Concurrent search with aggregations
One of the challenges of aggregation support is that OpenSearch supports nearly 50 different aggregation collectors. To support concurrent search, we explored different options (see this GitHub issue). We were looking for a mechanism that could support the reduce operation on different aggregation types in a generic way instead of handling it for each aggregation collector separately. Following that tenet, we realized that aggregation reduction is currently performed on the results across shards on the coordinator node, so we can apply a similar mechanism to the slice-level reduction on the shards. Thus, when concurrent search is enabled, for search requests that include an aggregation operation, a reduce operation will occur on each shard for the results across slices. Then another reduce operation will occur on the coordinator node to collect results across shards.
Performance results
Currently, this feature is launched as experimental and is not recommended for use in a production environment. We are working on resolving all the issues found along the way to ensure that the feature is stable for production environments. You can track the status of the feature in the concurrent search section of the project board. With the current functionality in place, we collected preliminary benchmark numbers using the OpenSearch Benchmark nyc_taxis
workload. The following sections summarize these benchmarking results.
Cluster setup 1
- Instance type: r5.2xlarge
- Node count: 1
- Shard count: 1
- Search client count: 1
Latency comparison (p90)
Workload operation | CS disabled (in ms) |
CS enabled (Lucene default slices) (in ms) |
% improvement (positive is better) | CS enabled (fixed slice count=4) (in ms) |
% improvement (positive is better) |
---|---|---|---|---|---|
default | 4.4 | 4.6 | −5% | 5 | −14% |
range | 234 | 81 | +65% | 91 | +61% |
date_histogram_agg | 582 | 267 | +54% | 278 | +52% |
distance_amount_agg | 15348 | 4022 | +73% | 4293 | +72% |
autohisto_agg | 589 | 260 | +55% | 273 | +53% |
Average CPU utilization
CS disabled | CS enabled (Lucene default slices) | CS enabled (fixed slice count=4) |
---|---|---|
12% | 65% | 43% |
Cluster setup 2
- Instance type: r5.8xlarge
- Node count: 1
- Shard count: 1
- Search client count: 1
Latency comparison (p90)
Workload operation | CS disabled (in ms) |
CS enabled (Lucene default slices) (in ms) |
% improvement (positive is better) | CS enabled (fixed slice count=4) (in ms) |
% improvement (positive is better) |
---|---|---|---|---|---|
default | 4.25 | 4.7 | −11% | 4.1 | +3% |
range | 227 | 91 | +59% | 74 | +67% |
date_histogram_agg | 558 | 271 | +51% | 255 | +54% |
distance_amount_agg | 12894 | 3334 | +74% | 3790 | +70% |
autohisto_agg | 537 | 286 | +46% | 278 | +48% |
Average CPU utilization
CS disabled | CS enabled (Lucene default slices) | CS enabled (fixed slice count=4) |
---|---|---|
3% | 14% | 11% |
These are just the initial results, and we plan to run other scenarios to measure the effect of concurrent segment search on performance. We will follow up with a blog post providing benchmarking results from additional real-world scenarios, like multiple clients and multiple shards per node, and share the observations with you. This meta issue is tracking the benchmarking plan, including different setups and scenarios. If you think there are other scenarios worth pursuing, leave your feedback in this issue. You can also contribute by running these scenarios or other custom workloads and sharing the results with us.

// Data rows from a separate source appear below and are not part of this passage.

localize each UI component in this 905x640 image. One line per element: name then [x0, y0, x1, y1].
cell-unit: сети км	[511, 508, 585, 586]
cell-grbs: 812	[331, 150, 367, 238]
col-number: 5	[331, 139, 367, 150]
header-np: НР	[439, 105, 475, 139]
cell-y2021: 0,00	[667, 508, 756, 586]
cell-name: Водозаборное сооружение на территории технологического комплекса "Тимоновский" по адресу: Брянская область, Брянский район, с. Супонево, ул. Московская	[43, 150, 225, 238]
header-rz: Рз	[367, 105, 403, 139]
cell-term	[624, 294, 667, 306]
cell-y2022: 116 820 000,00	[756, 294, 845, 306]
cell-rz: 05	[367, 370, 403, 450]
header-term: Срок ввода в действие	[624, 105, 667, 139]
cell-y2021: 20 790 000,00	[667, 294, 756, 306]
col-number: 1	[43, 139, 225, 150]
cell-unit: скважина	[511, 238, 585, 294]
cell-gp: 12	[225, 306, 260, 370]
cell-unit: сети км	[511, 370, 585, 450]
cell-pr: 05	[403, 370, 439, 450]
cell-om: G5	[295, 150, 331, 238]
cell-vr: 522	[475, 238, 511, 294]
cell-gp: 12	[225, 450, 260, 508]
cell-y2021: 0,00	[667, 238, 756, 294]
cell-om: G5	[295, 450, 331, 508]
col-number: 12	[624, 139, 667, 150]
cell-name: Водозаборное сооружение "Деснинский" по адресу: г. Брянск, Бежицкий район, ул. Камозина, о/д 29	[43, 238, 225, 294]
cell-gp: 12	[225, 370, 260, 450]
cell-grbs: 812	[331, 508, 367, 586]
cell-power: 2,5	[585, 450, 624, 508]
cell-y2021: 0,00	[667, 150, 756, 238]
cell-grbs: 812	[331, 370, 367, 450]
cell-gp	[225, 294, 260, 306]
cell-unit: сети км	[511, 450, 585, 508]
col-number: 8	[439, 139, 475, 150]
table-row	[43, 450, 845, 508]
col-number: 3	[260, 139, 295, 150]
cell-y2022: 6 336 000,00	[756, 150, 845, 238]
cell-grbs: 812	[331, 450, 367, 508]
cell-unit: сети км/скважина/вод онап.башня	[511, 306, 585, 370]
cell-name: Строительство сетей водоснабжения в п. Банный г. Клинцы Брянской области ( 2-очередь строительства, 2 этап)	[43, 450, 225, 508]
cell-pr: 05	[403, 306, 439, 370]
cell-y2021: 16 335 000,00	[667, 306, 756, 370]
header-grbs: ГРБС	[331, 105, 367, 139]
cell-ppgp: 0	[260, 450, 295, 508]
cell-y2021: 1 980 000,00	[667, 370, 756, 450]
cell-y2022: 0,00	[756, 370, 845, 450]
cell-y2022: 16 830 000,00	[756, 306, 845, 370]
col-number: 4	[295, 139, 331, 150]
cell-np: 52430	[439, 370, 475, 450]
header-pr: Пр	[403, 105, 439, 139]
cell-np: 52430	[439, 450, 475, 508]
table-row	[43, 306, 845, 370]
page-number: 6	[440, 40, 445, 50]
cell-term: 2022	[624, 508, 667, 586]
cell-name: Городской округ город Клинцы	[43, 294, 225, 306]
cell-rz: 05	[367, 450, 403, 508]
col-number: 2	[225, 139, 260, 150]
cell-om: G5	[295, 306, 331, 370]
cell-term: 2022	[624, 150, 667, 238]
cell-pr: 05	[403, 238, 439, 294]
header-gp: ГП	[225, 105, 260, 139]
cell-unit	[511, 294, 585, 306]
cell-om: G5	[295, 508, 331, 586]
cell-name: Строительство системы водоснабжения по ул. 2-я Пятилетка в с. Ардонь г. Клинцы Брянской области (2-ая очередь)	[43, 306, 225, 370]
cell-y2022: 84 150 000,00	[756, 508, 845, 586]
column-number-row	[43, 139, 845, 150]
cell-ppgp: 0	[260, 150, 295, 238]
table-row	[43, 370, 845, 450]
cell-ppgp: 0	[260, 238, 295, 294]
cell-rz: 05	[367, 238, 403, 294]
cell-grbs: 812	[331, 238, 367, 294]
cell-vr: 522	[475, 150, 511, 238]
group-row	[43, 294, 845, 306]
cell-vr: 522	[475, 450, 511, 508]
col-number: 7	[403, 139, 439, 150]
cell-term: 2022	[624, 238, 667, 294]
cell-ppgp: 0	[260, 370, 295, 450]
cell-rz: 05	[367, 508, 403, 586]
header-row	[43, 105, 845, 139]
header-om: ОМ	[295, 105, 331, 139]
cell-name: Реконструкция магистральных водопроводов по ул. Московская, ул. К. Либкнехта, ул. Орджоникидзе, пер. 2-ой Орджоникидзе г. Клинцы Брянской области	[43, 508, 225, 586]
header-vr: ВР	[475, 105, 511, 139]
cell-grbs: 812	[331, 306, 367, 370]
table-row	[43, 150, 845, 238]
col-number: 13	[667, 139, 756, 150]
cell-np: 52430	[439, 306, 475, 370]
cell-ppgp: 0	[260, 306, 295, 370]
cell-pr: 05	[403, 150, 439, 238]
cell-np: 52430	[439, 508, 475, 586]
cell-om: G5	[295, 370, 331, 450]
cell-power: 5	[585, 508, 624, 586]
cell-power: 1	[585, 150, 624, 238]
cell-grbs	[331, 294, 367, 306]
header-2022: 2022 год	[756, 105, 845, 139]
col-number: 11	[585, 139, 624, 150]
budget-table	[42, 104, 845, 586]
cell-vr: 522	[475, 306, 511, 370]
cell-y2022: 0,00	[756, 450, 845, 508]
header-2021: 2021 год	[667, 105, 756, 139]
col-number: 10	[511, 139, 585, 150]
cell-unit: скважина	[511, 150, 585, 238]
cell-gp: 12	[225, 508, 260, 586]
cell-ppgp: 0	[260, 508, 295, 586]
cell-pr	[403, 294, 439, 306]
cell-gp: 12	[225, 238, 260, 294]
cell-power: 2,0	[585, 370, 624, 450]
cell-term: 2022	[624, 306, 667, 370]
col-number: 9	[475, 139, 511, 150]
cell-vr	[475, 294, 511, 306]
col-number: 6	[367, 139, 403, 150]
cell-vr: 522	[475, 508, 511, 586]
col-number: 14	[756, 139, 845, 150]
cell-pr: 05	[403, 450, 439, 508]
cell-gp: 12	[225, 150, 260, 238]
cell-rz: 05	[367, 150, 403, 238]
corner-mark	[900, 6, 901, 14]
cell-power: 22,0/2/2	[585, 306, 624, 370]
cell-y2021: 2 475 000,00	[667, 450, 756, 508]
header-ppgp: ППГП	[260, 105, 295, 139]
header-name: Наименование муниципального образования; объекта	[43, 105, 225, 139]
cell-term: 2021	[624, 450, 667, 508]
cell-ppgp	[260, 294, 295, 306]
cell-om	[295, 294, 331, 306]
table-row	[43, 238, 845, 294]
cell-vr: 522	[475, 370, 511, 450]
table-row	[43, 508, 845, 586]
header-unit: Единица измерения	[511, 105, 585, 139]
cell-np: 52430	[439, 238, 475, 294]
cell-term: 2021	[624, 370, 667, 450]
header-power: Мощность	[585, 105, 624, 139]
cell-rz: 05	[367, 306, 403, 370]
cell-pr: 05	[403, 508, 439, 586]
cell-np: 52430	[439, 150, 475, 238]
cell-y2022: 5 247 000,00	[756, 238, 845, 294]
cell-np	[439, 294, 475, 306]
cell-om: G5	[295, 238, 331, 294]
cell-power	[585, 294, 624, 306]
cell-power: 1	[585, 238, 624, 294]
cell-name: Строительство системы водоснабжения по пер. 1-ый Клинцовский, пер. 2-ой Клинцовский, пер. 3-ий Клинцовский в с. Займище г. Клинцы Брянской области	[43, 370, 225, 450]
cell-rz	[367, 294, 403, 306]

Enabling concurrent search
To enable and use concurrent segment search in your cluster, follow the instructions in the concurrent search documentation.
Limitations
There are a few areas that do not yet support concurrent search (for example, ParentJoinAggregation
). To learn more, refer to the limitations section of the documentation.
Wrapping up
We are excited to support concurrent segment search in OpenSearch, and we highly encourage you to try the feature in a non-production environment and provide feedback about any gaps or issues we can help fix to make the feature more robust and user friendly. You can track the progress of this feature on this project board.